Um Pensativo Cigarro
Na obra Os Maias, Eça de Queirós presenteou-nos com uma expressão icónica que ficou na cabeça de muitos nós: fumando um pensativo cigarro.
É curiosa esta ideia de que podemos exteriorizar as nossas emoções, atribuirmo-las ao que nos rodeia, numa tentativa (quiçá, frutífera) de delas nos desapegarmos.
Ao atribuirmos sentimentos e sensações a objetos inanimados, somos convidados a refletir sobre a complexidade do ser humano, que se prefere desconectar do que realmente sente, atribuíndo toda e qualquer emoção a algo externo, do que se sentar no desconforto que pode ser nos conectarmos com as nossas verdadeiras emoções.

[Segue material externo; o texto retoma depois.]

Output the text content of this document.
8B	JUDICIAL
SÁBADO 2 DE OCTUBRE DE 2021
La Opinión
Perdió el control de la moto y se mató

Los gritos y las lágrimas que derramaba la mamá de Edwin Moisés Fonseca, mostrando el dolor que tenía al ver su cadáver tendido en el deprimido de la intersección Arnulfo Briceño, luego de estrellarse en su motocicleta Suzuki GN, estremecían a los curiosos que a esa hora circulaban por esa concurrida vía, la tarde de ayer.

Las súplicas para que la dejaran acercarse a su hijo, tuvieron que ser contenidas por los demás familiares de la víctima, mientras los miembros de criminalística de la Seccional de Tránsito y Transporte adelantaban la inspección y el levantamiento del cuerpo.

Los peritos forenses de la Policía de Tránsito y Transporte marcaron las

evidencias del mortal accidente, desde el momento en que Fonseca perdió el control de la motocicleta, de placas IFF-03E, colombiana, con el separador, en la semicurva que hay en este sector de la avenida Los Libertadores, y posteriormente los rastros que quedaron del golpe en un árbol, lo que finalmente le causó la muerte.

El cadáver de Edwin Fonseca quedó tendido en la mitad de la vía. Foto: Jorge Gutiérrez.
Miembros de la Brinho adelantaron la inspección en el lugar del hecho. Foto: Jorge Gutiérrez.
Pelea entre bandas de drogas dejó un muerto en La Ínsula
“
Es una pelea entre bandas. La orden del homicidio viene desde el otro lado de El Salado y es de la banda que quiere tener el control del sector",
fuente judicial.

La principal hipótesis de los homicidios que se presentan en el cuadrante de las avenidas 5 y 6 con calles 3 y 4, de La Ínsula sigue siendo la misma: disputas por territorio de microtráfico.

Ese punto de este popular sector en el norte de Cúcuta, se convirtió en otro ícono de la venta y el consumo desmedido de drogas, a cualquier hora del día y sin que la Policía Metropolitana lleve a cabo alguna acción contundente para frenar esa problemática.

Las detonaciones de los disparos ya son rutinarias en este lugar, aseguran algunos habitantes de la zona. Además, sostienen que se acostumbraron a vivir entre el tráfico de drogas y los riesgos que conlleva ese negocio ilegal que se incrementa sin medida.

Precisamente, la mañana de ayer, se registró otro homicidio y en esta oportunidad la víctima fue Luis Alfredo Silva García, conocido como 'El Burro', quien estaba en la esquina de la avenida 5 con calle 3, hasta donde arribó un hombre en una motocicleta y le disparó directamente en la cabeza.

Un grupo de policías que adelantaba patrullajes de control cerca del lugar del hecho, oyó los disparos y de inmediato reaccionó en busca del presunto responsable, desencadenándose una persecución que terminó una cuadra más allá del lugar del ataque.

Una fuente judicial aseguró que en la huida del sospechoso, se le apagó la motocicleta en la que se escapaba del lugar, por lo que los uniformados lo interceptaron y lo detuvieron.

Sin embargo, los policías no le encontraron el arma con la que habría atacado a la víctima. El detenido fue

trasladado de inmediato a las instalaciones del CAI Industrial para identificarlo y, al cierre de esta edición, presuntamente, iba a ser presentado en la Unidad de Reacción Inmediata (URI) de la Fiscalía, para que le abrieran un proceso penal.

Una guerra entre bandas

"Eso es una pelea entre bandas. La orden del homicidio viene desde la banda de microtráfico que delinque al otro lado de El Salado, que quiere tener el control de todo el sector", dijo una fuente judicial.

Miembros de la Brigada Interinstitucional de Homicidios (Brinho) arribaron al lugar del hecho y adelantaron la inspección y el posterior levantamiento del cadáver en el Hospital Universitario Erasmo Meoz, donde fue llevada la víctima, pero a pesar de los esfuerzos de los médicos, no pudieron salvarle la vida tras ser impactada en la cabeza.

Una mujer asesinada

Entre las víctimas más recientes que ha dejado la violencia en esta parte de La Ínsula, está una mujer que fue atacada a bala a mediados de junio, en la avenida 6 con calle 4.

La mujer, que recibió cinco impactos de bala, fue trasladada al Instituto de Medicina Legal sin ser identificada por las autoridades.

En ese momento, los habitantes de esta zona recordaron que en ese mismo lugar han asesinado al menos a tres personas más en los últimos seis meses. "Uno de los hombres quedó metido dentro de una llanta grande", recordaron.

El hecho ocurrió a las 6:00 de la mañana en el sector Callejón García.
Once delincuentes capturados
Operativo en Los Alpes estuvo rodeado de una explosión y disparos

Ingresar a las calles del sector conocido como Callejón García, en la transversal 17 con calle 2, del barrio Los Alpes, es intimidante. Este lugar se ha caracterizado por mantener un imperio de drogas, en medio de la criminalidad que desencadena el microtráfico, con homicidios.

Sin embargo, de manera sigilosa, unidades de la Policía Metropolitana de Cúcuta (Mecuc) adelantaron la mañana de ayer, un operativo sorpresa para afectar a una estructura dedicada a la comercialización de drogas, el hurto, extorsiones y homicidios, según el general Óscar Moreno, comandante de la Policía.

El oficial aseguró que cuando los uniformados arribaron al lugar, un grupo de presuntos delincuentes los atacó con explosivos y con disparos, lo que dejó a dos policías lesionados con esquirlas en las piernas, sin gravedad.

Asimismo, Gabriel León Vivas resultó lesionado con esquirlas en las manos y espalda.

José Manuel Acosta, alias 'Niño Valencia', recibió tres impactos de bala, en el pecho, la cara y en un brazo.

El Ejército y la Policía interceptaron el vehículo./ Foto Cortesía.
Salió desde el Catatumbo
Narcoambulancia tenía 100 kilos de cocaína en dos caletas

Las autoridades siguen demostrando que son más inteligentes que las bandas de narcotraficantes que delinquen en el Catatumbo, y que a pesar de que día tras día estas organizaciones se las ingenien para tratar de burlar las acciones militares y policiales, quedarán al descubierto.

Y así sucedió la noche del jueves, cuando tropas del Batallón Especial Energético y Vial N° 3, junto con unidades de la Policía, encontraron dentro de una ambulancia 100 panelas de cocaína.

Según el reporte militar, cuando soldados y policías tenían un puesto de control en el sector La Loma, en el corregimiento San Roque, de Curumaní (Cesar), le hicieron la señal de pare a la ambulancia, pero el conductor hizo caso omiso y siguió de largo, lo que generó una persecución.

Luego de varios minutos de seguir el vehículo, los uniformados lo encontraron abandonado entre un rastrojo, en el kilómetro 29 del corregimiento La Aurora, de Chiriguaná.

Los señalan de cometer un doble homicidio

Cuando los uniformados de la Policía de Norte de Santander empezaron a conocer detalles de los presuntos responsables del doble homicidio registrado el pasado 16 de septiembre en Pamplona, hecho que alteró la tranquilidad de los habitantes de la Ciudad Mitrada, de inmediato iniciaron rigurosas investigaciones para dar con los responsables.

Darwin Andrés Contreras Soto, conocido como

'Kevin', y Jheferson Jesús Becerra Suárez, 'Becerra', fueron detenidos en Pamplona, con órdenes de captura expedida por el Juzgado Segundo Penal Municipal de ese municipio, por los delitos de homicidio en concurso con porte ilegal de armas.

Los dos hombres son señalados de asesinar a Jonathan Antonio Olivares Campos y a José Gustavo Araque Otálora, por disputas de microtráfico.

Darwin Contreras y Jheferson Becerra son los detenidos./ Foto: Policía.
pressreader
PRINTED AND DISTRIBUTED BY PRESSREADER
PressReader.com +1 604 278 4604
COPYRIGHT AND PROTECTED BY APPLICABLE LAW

O cigarro pensativo, o livro descontraído, a camisa franzida e preocupada ou a nuvem triste são, tão só, maneiras de nos distanciarmos de como estamos, transferindo este peso todo que é sentir para algo tangível e palpável.

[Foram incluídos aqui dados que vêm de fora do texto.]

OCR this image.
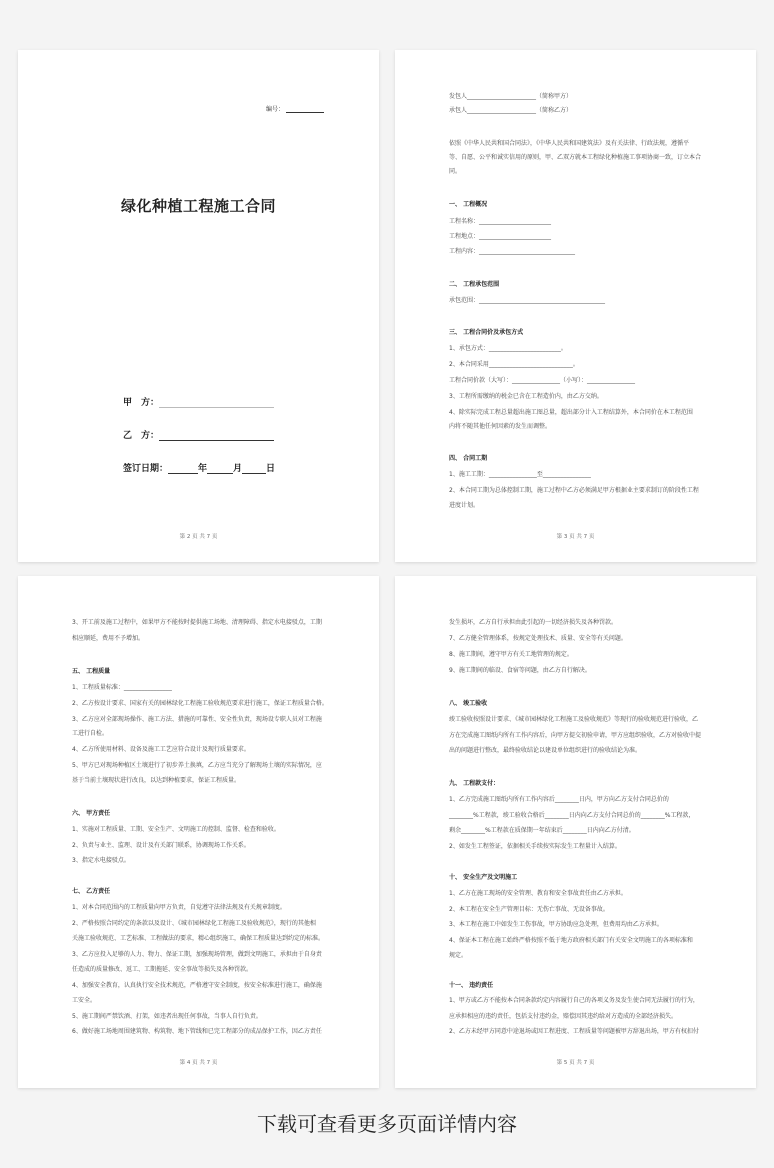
编号：
绿化种植工程施工合同
甲　方：
乙　方：
签订日期：	年	月	日
第 2 页 共 7 页
发包人_______________________（简称甲方）
承包人_______________________（简称乙方）
依照《中华人民共和国合同法》，《中华人民共和国建筑法》及有关法律、行政法规，遵循平
等、自愿、公平和诚实信用的原则，甲、乙双方就本工程绿化种植施工事项协商一致，订立本合
同。
一、 工程概况
工程名称：________________________
工程地点：________________________
工程内容：________________________________
二、 工程承包范围
承包范围：__________________________________________
三、 工程合同价及承包方式
1、承包方式：________________________。
2、本合同采用____________________________。
工程合同价款（大写）：________________（小写）：________________
3、工程所需缴纳的税金已含在工程造价内，由乙方交纳。
4、除实际完成工程总量超出施工图总量，超出部分计入工程结算外，本合同价在本工程范围
内将不随其他任何因素的发生而调整。
四、 合同工期
1、施工工期：________________至________________
2、本合同工期为总体控制工期，施工过程中乙方必须满足甲方根据业主要求制订的阶段性工程
进度计划。
第 3 页 共 7 页
3、开工前及施工过程中，如果甲方不能按时提供施工场地、清理障碍、指定水电接驳点，工期
相应顺延，费用不予增加。
五、 工程质量
1、工程质量标准：________________
2、乙方按设计要求、国家有关的园林绿化工程施工验收规范要求进行施工，保证工程质量合格。
3、乙方应对全部现场操作、施工方法、措施的可靠性、安全性负责，现场设专职人员对工程施
工进行自检。
4、乙方所使用材料、设备及施工工艺应符合设计及现行质量要求。
5、甲方已对现场种植区土壤进行了初步养土换填，乙方应当充分了解现场土壤的实际情况，应
基于当前土壤现状进行改良，以达到种植要求，保证工程质量。
六、 甲方责任
1、实施对工程质量、工期、安全生产、文明施工的控制、监督、检查和验收。
2、负责与业主、监理、设计及有关部门联系，协调现场工作关系。
3、指定水电接驳点。
七、 乙方责任
1、对本合同范围内的工程质量向甲方负责，自觉遵守法律法规及有关规章制度。
2、严格按照合同约定的条款以及设计、《城市园林绿化工程施工及验收规范》，现行的其他相
关施工验收规范、工艺标准、工程做法的要求，精心组织施工，确保工程质量达到约定的标准。
3、乙方应投入足够的人力、物力、保证工期，加强现场管理，做到文明施工，承担由于自身责
任造成的质量修改、返工、工期拖延、安全事故等损失及各种罚款。
4、加强安全教育，认真执行安全技术规范，严格遵守安全制度，按安全标准进行施工，确保施
工安全。
5、施工期间严禁饮酒、打架，如违者出现任何事故，当事人自行负责。
6、做好施工场地周围建筑物、构筑物、地下管线和已完工程部分的成品保护工作，因乙方责任
第 4 页 共 7 页
发生损坏，乙方自行承担由此引起的一切经济损失及各种罚款。
7、乙方健全管理体系，按规定处理技术、质量、安全等有关问题。
8、施工期间，遵守甲方有关工地管理的规定。
9、施工期间的临设、食宿等问题，由乙方自行解决。
八、 竣工验收
竣工验收按照设计要求、《城市园林绿化工程施工及验收规范》等现行的验收规范进行验收，乙
方在完成施工图纸内所有工作内容后，向甲方提交初验申请，甲方应组织验收，乙方对验收中提
出的问题进行整改，最终验收结论以建设单位组织进行的验收结论为准。
九、 工程款支付：
1、乙方完成施工图纸内所有工作内容后________日内，甲方向乙方支付合同总价的
________%工程款，竣工验收合格后________日内向乙方支付合同总价的________%工程款，
剩余________%工程款在质保期一年结束后________日内向乙方付清。
2、如发生工程签证，依据相关手续按实际发生工程量计入结算。
十、 安全生产及文明施工
1、乙方在施工现场的安全管理、教育和安全事故责任由乙方承担。
2、本工程在安全生产管理目标：无伤亡事故、无设备事故。
3、本工程在施工中如发生工伤事故，甲方协助应急处理，但费用均由乙方承担。
4、保证本工程在施工始终严格按照不低于地方政府相关部门有关安全文明施工的各项标准和
规定。
十一、 违约责任
1、甲方或乙方不能按本合同条款约定内容履行自己的各项义务及发生使合同无法履行的行为，
应承担相应的违约责任，包括支付违约金，赔偿因其违约给对方造成的全部经济损失。
2、乙方未经甲方同意中途退场或因工程进度、工程质量等问题被甲方辞退出场，甲方有权扣付
第 5 页 共 7 页
下载可查看更多页面详情内容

É como estarmos a ver a nossa vida de fora, com os olhos de um narrador heterodiegético que sabe, primeiro que nós, como estamos e em que pensamos. Esta perspetiva de um olhar exterior que nos conhece melhor que ninguém pode ser um pouco desconcertante - mas se nos permitirmos refletir sobre ela tempo suficiente acaba por ser, também, reveladora: mostra-nos a distância que existe entre aquilo que sentimos e aquilo que nos permitimos e admitimos sentir.
É um equilíbrio difícil este de fumar um pensativo cigarro e não deixar que os nossos pensamentos se esvaziem no meio do fumo todo.